El Mercurio, domingo 8 de mayo de 2005.
Opinión

Política de novedades

Harald Beyer.

Las campañas políticas no parecen poder sostenerse sobre un discurso reflexivo, de matices, que recoja las complejidades propias del arte de gobernar.

A veces cuesta pensar que novelas como «Los hermanos Karamazov» o «La guerra y la paz» puedan escribirse en nuestros días. Algo que no deja de ser inquietante. Es inevitable quedarse con la impresión de que los escritores actuales enfrentan en desventaja la competencia con ese mundo de imágenes cambiantes y múltiples que es la televisión, fortalecida, además, por el control remoto que permite pasearse por escenarios completamente distintos en pocos segundos. La velocidad con que pasan las escenas delante de nuestros ojos es imposible de reproducir en la novela y posiblemente mal acostumbra al lector, que muchas veces antes que crear en su cabeza su propia película quiere que ésta se revele apenas sus ojos entran en contacto con la tinta de los libros que hojea.

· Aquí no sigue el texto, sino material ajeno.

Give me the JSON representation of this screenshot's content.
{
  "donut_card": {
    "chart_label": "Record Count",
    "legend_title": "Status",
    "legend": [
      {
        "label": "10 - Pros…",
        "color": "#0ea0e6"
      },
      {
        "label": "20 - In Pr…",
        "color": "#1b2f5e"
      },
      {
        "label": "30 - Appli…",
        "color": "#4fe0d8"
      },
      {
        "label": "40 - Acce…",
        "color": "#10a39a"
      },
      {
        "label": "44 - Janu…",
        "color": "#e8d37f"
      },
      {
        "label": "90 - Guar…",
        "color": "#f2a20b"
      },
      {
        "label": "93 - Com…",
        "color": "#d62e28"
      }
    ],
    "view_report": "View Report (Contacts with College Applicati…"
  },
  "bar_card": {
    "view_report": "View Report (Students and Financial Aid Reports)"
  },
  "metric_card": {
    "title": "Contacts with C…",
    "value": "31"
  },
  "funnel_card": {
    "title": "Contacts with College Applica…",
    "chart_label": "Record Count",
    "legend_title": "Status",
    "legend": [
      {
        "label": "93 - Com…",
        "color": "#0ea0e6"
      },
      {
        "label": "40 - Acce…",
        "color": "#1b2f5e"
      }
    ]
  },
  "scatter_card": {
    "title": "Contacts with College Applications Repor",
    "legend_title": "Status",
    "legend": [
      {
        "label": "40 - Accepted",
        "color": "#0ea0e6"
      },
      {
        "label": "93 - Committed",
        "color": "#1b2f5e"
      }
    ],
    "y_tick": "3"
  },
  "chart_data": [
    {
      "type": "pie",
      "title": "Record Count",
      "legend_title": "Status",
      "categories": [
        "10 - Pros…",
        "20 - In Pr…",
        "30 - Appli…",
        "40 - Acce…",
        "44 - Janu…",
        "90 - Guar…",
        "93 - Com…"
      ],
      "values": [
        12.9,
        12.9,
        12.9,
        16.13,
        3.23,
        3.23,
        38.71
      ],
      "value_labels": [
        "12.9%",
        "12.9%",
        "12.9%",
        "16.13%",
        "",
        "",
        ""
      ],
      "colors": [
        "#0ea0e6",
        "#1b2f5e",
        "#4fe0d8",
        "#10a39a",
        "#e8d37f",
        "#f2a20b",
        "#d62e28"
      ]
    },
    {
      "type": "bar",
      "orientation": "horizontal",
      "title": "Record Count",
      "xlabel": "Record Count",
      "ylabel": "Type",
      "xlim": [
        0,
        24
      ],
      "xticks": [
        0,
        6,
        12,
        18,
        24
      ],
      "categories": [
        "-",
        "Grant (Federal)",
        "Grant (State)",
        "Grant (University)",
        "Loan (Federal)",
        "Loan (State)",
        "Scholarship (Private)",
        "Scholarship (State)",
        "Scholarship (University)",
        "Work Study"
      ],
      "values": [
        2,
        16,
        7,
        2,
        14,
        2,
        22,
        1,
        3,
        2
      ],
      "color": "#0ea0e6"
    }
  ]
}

En este mundo la tarea del buen escritor no debe ser nada de fácil. Intentar atraer con un argumento, con reflexiones, con personajes complejos, en fin, con una trama sofisticada a un lector que está sometido a un bombardeo de estímulos fugaces y cambiantes, seguramente se vuelve cuesta arriba. Algo similar debe ocurrirles a los políticos. Los buenos políticos, esos que tenían una visión del país que querían construir, parecen estar en retirada. Las campañas políticas no parecen poder sostenerse sobre un discurso reflexivo, de matices, que recoja las complejidades propias del arte de gobernar. Ese discurso ha sido reemplazado por la producción de imágenes y cuñas, un verdadero festival de propuestas que no siempre tienen la coherencia entre sí y menos una explicación adecuada de los problemas que pretende solucionar.

Por cierto, no es esto lo que se espera cuando se reclama por un debate centrado en contenidos. La gracia, como lo revela la experiencia de otros países, es definir una visión de los desafíos del país y luego plantear las políticas que se estima son necesarias para abordar esos desafíos. En Chile, en cambio, los desafíos parecen impuestos al mundo político desde afuera, de manera prácticamente análoga, como el rating impone a la televisión los programas y las imágenes que transmite todos los días. No cabe duda de que una situación de esta naturaleza también tiene ventajas, porque obliga al mundo político a acercarse a la ciudadanía. En general, las experiencias políticas que se llevan adelante muy alejadas de los votantes rara vez acarrean resultados muy productivos.

Pero a diferencia de lo que ocurre en la televisión, donde la población busca principalmente entretención, en la política también se busca un proyecto que aglutine al país y que sin dejar de lado sus intereses más concretos invite a alcanzar un determinado objetivo que finalmente sea del interés de todos. En caso contrario, el político pasa a ser como esos vendedores de los buses de la locomoción colectiva que a menudo (cuando los dejan subirse a ellas) nos ofrecen la novedad del año. Y la verdad es que el producto que ofrecen es al final de cuentas bien poco novedoso. En política, la «compra» de novedades es mucho más riesgosa que arriba del microbús. La competencia por ofrecer propuestas novedosas puede traducirse en una competencia por populismo e irresponsabilidad, que una vez que se alcanza el gobierno es difícil de detener.

Hasta ahora, las candidaturas a la Presidencia de la República han logrado controlar la presión por entrar en esta carrera, pero en ocasiones se acercan al límite. En parte, porque no han sido capaces todavía de articular una visión de qué es lo que quieren para el país. Pero, también, por esa visión de que la competencia política puede expresarse actualmente como una demanda ciudadana por planteamientos novedosos que van cambiando tan rápido como lo hacen las imágenes que emanan de ese televisor sometido a la tiranía del control remoto. Así, si Lavín representó la novedad el año 1999, ahora la representaría Bachelet. La conclusión parecería ser que la única forma que tendría Alvear para frenarla, o Lavín más adelante, sería creando esa explosión de color, vitalidad o truculencia que nos obliga a detener el dedo que presiona el botón que cambia los canales de nuestro control remoto. Y claro, la discusión, entonces, discurre hacia la posibilidad de lograr aquello. Pero también es una abierta invitación a lanzar propuestas cada vez más provocadoras que atraigan la atención del ciudadano.

El verdadero sentido de la política se debilita y se pierde de vista la situación en la que como país efectivamente estamos, y hacia dónde debemos seguir avanzando. El escritor que abandona sus convicciones literarias y que finalmente quiere sólo satisfacer a sus lectores rara vez logra convertirse en un buen escritor. Perseverar es ciertamente difícil, pero está el consuelo de que los lectores cuando se atreven con Dostoievski o Tolstoi rara vez quieren abandonarlos.